Geologic formation in New Mexico, US

The White Ridge Quartzite is a geologic formation in central New Mexico. It has a maximum age of 1650 million years (Ma), corresponding to the Statherian period.

==History of investigation==
The unit was first defined by Stark and Dapples in 1946, during their mapping of the Los Pinos Mountains, and named for White Ridge, a prominent ridge in the northeastern part of the mountains.

==Geology==
The unit is a thick sequence of massive quartzite beds, white to reddish or tan in color, 2 to 7 ft thick. There are also scattered beds of sericite schist that become more numerous in the uppermost part of the formation, where the quartzite beds thin to 1 to 2 ft in thickness and the beds are reddened by hematite. The quartzite often contains significant sericite, biotite, and hematite. The total thickness of the formation is up to 3700 ft. The beds dip steeply to the west, at a dip angle of 32 to 70 degrees. The formation overlies the Abajo Formation and in turn is overlain by the Estadio Schist.
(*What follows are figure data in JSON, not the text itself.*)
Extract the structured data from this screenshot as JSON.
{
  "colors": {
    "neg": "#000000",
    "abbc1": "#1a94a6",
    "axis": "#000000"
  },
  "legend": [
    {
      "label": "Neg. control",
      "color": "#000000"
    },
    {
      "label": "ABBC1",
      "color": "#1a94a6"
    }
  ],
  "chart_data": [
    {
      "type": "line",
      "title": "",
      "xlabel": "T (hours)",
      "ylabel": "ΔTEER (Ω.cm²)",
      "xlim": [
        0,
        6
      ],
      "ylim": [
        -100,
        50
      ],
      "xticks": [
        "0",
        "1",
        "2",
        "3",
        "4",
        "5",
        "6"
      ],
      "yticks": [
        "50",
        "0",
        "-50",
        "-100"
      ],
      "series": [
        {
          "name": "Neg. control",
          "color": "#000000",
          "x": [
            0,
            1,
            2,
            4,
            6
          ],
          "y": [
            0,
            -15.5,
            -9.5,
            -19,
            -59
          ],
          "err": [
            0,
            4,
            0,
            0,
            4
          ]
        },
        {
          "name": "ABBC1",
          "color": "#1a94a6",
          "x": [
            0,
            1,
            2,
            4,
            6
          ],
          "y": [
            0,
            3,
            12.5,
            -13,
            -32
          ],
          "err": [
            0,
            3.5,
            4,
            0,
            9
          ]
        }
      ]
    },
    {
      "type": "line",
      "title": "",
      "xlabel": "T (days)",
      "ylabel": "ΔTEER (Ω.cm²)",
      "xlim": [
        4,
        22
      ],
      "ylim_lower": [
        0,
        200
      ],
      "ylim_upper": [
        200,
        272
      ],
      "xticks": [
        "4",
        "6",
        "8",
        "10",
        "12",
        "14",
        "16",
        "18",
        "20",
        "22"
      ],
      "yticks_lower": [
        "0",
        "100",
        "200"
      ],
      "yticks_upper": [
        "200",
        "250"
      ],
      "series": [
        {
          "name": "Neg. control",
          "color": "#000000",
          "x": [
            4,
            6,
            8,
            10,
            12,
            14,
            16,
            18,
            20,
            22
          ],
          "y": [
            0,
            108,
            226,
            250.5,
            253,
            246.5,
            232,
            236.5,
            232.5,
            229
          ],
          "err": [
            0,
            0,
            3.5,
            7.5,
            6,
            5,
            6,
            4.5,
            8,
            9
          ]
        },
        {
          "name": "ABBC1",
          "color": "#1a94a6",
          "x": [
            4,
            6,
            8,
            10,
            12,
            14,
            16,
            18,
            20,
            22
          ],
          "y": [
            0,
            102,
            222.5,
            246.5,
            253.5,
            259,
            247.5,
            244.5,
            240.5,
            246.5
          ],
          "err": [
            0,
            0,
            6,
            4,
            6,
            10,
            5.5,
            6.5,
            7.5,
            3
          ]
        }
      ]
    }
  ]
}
Detrital zircon grains in the formation are almost identical in age and isotope composition to the underlying Sevilleta metarhyolite, suggesting that the sediments of the quartzite were weathered almost exclusively from local sources. The minimum zircon age is about 1650 Ma, and radiometric dating of underlying and overlying formations place the age of the White Ridge Quarzite between 1650 and 1588 Ma.